To the left the ROV’s powerful lights picked out spiky ruins, a splintered tower like a tremendous stalagmite. This was the Palace of Westminster, home to the British parliament for centuries. The ROV swept away from the river and roamed over the north bank. It followed Whitehall, the government buildings outcroppings of encrusted sandstone amid the ubiquitous slime, and came to the open space of Trafalgar Square. Nelson still stood proud on his column, which was draped with sponges and weed. The ROV descended to the pavement of the square. The ooze was thick here, and there was a surprising density of life.

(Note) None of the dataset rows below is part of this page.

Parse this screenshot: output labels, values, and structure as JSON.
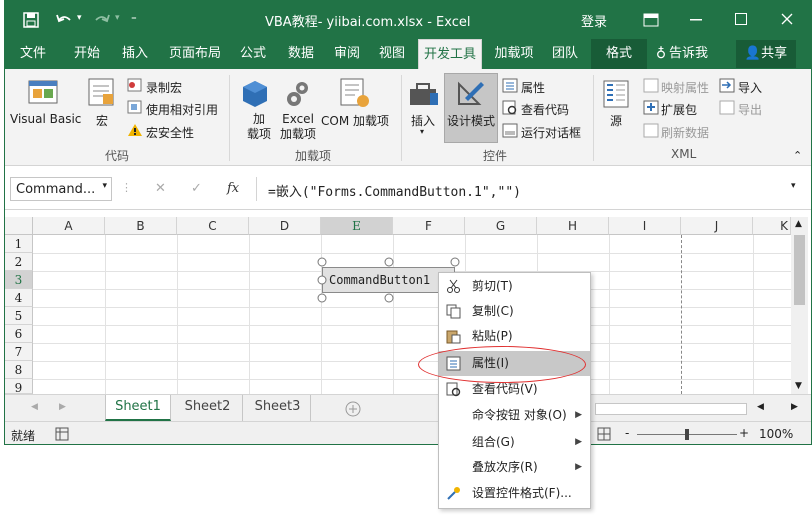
{
  "title_bar": {
    "title": "VBA教程- yiibai.com.xlsx - Excel",
    "login": "登录",
    "minimize_icon": "minimize-icon",
    "maximize_icon": "maximize-icon",
    "close_icon": "close-icon"
  },
  "tabs": [
    {
      "label": "文件"
    },
    {
      "label": "开始"
    },
    {
      "label": "插入"
    },
    {
      "label": "页面布局"
    },
    {
      "label": "公式"
    },
    {
      "label": "数据"
    },
    {
      "label": "审阅"
    },
    {
      "label": "视图"
    },
    {
      "label": "开发工具"
    },
    {
      "label": "加载项"
    },
    {
      "label": "团队"
    },
    {
      "label": "格式"
    },
    {
      "label": "告诉我"
    },
    {
      "label": "共享"
    }
  ],
  "ribbon": {
    "code": {
      "visual_basic": "Visual Basic",
      "macro": "宏",
      "record": "录制宏",
      "relative": "使用相对引用",
      "security": "宏安全性",
      "group": "代码"
    },
    "addins": {
      "add": "加\n载项",
      "excel_addins": "Excel\n加载项",
      "com": "COM 加载项",
      "group": "加载项"
    },
    "controls": {
      "insert": "插入",
      "design": "设计模式",
      "properties": "属性",
      "view_code": "查看代码",
      "run_dialog": "运行对话框",
      "group": "控件"
    },
    "xml": {
      "source": "源",
      "map": "映射属性",
      "expansion": "扩展包",
      "refresh": "刷新数据",
      "import": "导入",
      "export": "导出",
      "group": "XML"
    }
  },
  "formula": {
    "name_box": "Command...",
    "cancel": "✕",
    "enter": "✓",
    "fx": "fx",
    "value": "=嵌入(\"Forms.CommandButton.1\",\"\")"
  },
  "columns": [
    "A",
    "B",
    "C",
    "D",
    "E",
    "F",
    "G",
    "H",
    "I",
    "J",
    "K"
  ],
  "rows": [
    "1",
    "2",
    "3",
    "4",
    "5",
    "6",
    "7",
    "8",
    "9"
  ],
  "button": {
    "caption": "CommandButton1"
  },
  "sheets": [
    "Sheet1",
    "Sheet2",
    "Sheet3"
  ],
  "status": {
    "ready": "就绪",
    "zoom": "100%",
    "zoom_minus": "-",
    "zoom_plus": "+"
  },
  "context_menu": [
    {
      "label": "剪切(T)",
      "icon": "scissors-icon"
    },
    {
      "label": "复制(C)",
      "icon": "copy-icon"
    },
    {
      "label": "粘贴(P)",
      "icon": "paste-icon"
    },
    {
      "label": "属性(I)",
      "icon": "properties-icon"
    },
    {
      "label": "查看代码(V)",
      "icon": "view-code-icon"
    },
    {
      "label": "命令按钮 对象(O)",
      "icon": ""
    },
    {
      "label": "组合(G)",
      "icon": ""
    },
    {
      "label": "叠放次序(R)",
      "icon": ""
    },
    {
      "label": "设置控件格式(F)...",
      "icon": "format-control-icon"
    }
  ],
  "colors": {
    "excel_green": "#217346",
    "selection_ring": "#e03030"
  }
}
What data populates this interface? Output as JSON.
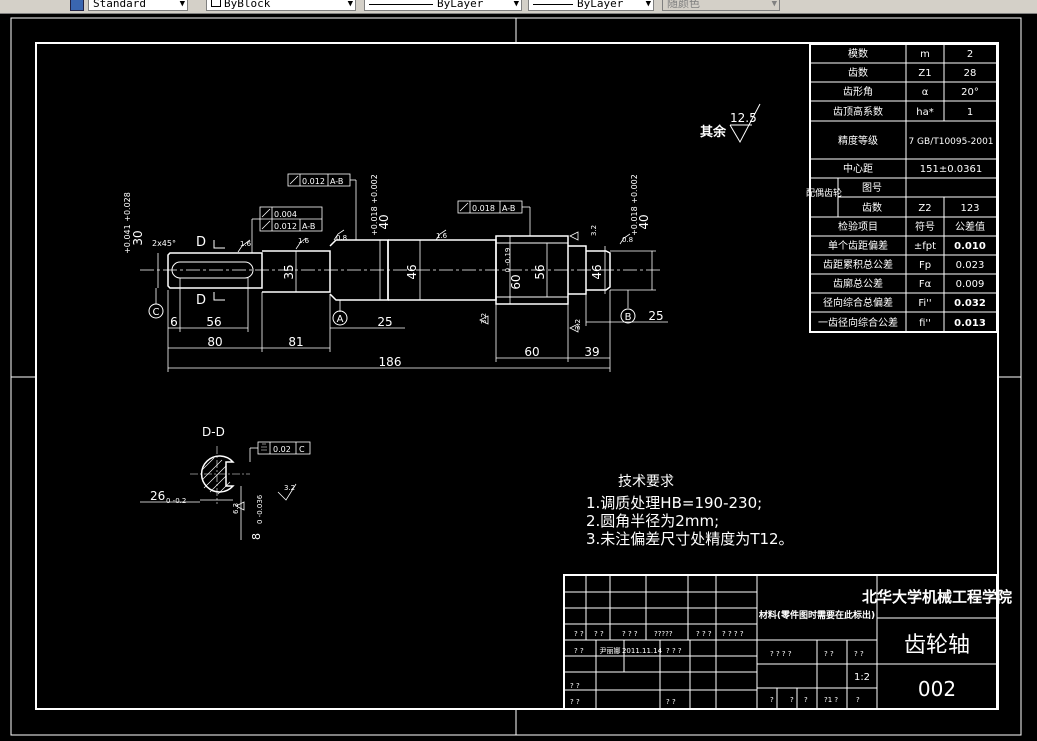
{
  "toolbar": {
    "text_style": "Standard",
    "layer_color": "ByBlock",
    "linetype": "ByLayer",
    "lineweight": "ByLayer",
    "plot_style": "随颜色"
  },
  "drawing": {
    "title_block": {
      "school": "北华大学机械工程学院",
      "part_name": "齿轮轴",
      "drawing_no": "002",
      "material_note": "材料(零件图时需要在此标出)",
      "scale": "1:2",
      "designer": "尹丽娜",
      "date": "2011.11.14",
      "placeholders": {
        "q2": "? ?",
        "q4": "? ? ? ?",
        "q5": "?????",
        "q3": "? ? ?",
        "q1": "?",
        "q1b": "?1 ?",
        "q3b": "? ?"
      }
    },
    "roughness_note": "其余",
    "roughness_value": "12.5",
    "section_label": "D-D",
    "section_d": "D",
    "tech_req_title": "技术要求",
    "tech_req": [
      "1.调质处理HB=190-230;",
      "2.圆角半径为2mm;",
      "3.未注偏差尺寸处精度为T12。"
    ],
    "param_table": [
      [
        "模数",
        "m",
        "2"
      ],
      [
        "齿数",
        "Z1",
        "28"
      ],
      [
        "齿形角",
        "α",
        "20°"
      ],
      [
        "齿顶高系数",
        "ha*",
        "1"
      ],
      [
        "精度等级",
        "",
        "7 GB/T10095-2001"
      ],
      [
        "中心距",
        "",
        "151±0.0361"
      ],
      [
        "图号",
        "",
        ""
      ],
      [
        "齿数",
        "Z2",
        "123"
      ],
      [
        "检验项目",
        "符号",
        "公差值"
      ],
      [
        "单个齿距偏差",
        "±fpt",
        "0.010"
      ],
      [
        "齿距累积总公差",
        "Fp",
        "0.023"
      ],
      [
        "齿廓总公差",
        "Fα",
        "0.009"
      ],
      [
        "径向综合总偏差",
        "Fi''",
        "0.032"
      ],
      [
        "一齿径向综合公差",
        "fi''",
        "0.013"
      ]
    ],
    "mating_gear_label": "配偶齿轮",
    "dims": {
      "d186": "186",
      "d80": "80",
      "d81": "81",
      "d56a": "56",
      "d6": "6",
      "d25a": "25",
      "d25b": "25",
      "d60": "60",
      "d39": "39",
      "d35": "35",
      "d46a": "46",
      "d56b": "56",
      "d46b": "46",
      "d30": "30",
      "d30tol": "+0.041 +0.028",
      "d40a": "40",
      "d40atol": "+0.018 +0.002",
      "d40b": "40",
      "d40btol": "+0.018 +0.002",
      "d60tip": "60",
      "d60tol": "0 -0.19",
      "d26": "26",
      "d26tol": "0 -0.2",
      "d8": "8",
      "d8tol": "0 -0.036",
      "chamfer": "2x45°",
      "tol_runout1": "0.012",
      "tol_runout1_ref": "A-B",
      "tol_flat": "0.004",
      "tol_runout2": "0.012",
      "tol_runout2_ref": "A-B",
      "tol_runout3": "0.018",
      "tol_runout3_ref": "A-B",
      "tol_sym": "0.02",
      "tol_sym_ref": "C",
      "datum_a": "A",
      "datum_b": "B",
      "datum_c": "C",
      "r16a": "1.6",
      "r16b": "1.6",
      "r16c": "1.6",
      "r08a": "0.8",
      "r08b": "0.8",
      "r32a": "3.2",
      "r32b": "3.2",
      "r32c": "3.2",
      "r32d": "3.2",
      "r63": "6.3"
    }
  }
}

Thandie spoke enthusiastically. “Remember there’s no plant life down here, only animals and bugs. So the ‘forest’ you see is actually animals, sea anemones, corals, tubeworms. And the ‘browsers’ are sea cucumbers and sea urchins.”

Lily remembered standing in the square with Piers and the others just after the storm that flooded London. Now the living things of the deep sea, entirely alien to Lily, struggled and squirmed in the slime.

The ROV rose like a helicopter, returned to the river and nosed forward, heading downstream. At Tower Bridge Thandie had the crew pause the ROV and douse the floodlights. After a few minutes the familiar profile of the bridge became visible, illuminated by bioluminescent creatures that clung to its stonework or swam through its broken windows. You could even see how the bridge’s carriageway had been left raised when it was abandoned, like a salute. It was a strange, magical scene, Lily thought, as if the bridge had been draped with Christmas tree lights.

The ROV passed on downstream, over Wapping and Bermondsey, heading for Greenwich. To the left its lights glinted from the smashed glass of towering City buildings. Then the ROV rose up and panned, returning a panoramic view. As far as the lights penetrated the great reef of London spread away, its low hills covered by hummocks that were houses and churches and shops and schools, the work of centuries dissolving in the ooze. Every few minutes one of the other ROVs would drift through the field of view, probing, inquisitive, like an alien explorer.

“Hey, there’s the Dome,” Thandie said.

Lily peered to see. The Dome itself was long imploded, its fragile fabric structure crushed and decayed away. But the circular profile of its site was still clear, like a lunar crater, and you could see the remnants of the structures within, the concert halls and the outer band of shops and restaurants. Lily considered telling Manco that this strange place was where Lily had gone to retrieve his mother, uncle and grandmother, sweeping in on a chopper that had flown far below the present height of the New Jersey. But she couldn’t find the words.

In the plaza just outside the Dome, near the entrance to the North Greenwich tube station, there was activity, a blur of motion raising a cloud of colorless murk. Bill tapped the screen. “Look at those guys feed!”

Thandie said,“You get this sort of thing around a whale carcass. The deeps are basically starved of nutrition; a good fat corpse can feed whole biotas for centuries.”

Lily asked uneasily, “But that’s no whale, is it?”

“Not likely,” Bill said. “I’ve seen this in the cities before. Probably something like a subway station cracked open. All those packed-in bodies, you know? Preserved for years. The sharks and hagfish come first, for the decomposing flesh and the bone. Then you get the snails and worms and crustaceans, and then the clams and mussels that like the sulphides you get from decay. A big tomb can last for months. Feeding frenzy!”

Lily held Manco close, covering his ears with her hands.